Platz für 74.000 Hähnchen: Anlage für Mastgeflügel in Grandenborn soll erweitert werden

Umstritten: die Haltung von Geflügel in Massen. Unser Symbolbild stammt aus einem Betrieb in Niederbayern, in welchem etwa 21 000 Hähnchen untergebracht sind.

Grandenborn – Eine Anlage zum Halten von Mastgeflügel mit maximal 74.000 Mastplätzen soll nahe des Ringgauer Ortsteils Grandenborn in Betrieb genommen werden.

So ist es in einer Bekanntmachung des Regierungspräsidiums Kassel zu lesen, die seit dieser Woche öffentlich einsehbar ist. Untergruppen des Dachverbands Aktionsgemeinschaft Agrarwende Nordhessen (AGA) haben bereits ihren Widerstand gegen das Vorhaben der Jürgen und Linda Siebert GbR angekündigt.

„Es handelt sich hier um einen Erweiterungsbau unserer bestehenden Anlage“, erklärt Linda Siebert auf Anfrage unserer Zeitung.
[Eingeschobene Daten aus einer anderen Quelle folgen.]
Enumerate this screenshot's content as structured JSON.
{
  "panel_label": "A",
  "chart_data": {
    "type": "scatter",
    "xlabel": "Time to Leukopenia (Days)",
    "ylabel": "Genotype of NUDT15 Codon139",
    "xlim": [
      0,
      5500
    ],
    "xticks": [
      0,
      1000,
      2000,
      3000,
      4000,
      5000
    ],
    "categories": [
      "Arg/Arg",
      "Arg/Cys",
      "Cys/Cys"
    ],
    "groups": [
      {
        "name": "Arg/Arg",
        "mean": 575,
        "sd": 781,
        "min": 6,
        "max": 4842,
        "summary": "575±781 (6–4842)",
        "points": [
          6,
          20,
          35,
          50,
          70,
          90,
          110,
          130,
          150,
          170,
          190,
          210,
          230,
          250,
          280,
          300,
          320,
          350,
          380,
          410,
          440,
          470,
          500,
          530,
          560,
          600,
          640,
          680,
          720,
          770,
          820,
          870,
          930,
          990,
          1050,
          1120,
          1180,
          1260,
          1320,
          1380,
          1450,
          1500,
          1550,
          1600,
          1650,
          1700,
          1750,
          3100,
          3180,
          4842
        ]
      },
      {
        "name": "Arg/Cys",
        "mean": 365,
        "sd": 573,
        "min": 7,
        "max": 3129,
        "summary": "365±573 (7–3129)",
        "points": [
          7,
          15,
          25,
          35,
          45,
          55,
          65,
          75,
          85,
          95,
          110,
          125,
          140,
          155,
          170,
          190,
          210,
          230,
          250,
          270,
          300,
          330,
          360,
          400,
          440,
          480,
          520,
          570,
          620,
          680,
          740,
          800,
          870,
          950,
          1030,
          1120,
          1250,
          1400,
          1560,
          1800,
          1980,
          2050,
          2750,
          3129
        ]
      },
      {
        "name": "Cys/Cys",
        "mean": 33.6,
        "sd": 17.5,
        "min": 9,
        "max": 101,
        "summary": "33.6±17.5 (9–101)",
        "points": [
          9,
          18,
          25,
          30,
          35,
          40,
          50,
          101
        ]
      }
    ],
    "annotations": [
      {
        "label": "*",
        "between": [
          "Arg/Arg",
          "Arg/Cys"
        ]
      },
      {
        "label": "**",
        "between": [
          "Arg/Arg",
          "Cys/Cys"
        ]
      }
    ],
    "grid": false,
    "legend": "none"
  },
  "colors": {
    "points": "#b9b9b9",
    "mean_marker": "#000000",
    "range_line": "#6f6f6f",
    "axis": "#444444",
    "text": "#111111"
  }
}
Am besagten Standort werde bereits seit neun Jahren ein Maststall mit Platz für maximal 39 900 Tiere sowie eine Flüssiggaslagerung mit 5,8 Tonnen Lagerkapazität betrieben. 

Zweiter Stall für 33.000 Hähnchen

„Im Sinne des Tierwohls aber haben wir die Anzahl des Geflügels bereits jetzt deutlich zurückgenommen“, sagt Linda Siebert: Auf einem Quadratmeter würden statt 39 nun 35 Tiere gehalten. Gebaut werden solle in Grandenborn jetzt ein zweiter Stall, der weitere rund 33 000 Hähnchen fassen kann – „die Existenzgrundlage unserer Tochter, die in das Familienunternehmen einsteigen wird.“

Regelmäßig, so Linda Siebert, werde der Betrieb etwa vom Veterinäramt überprüft – „ohne Beanstandung“. Die Hähnchen seien hervorragend untergebracht, würden sogar deutlich öfter mit frischem Streu versorgt als vorgeschrieben. Sowohl der Ortsbeirat Grandenborns als auch die Gemeinde Ringgau seien informiert worden und hätten ihre Zustimmung erteilt. 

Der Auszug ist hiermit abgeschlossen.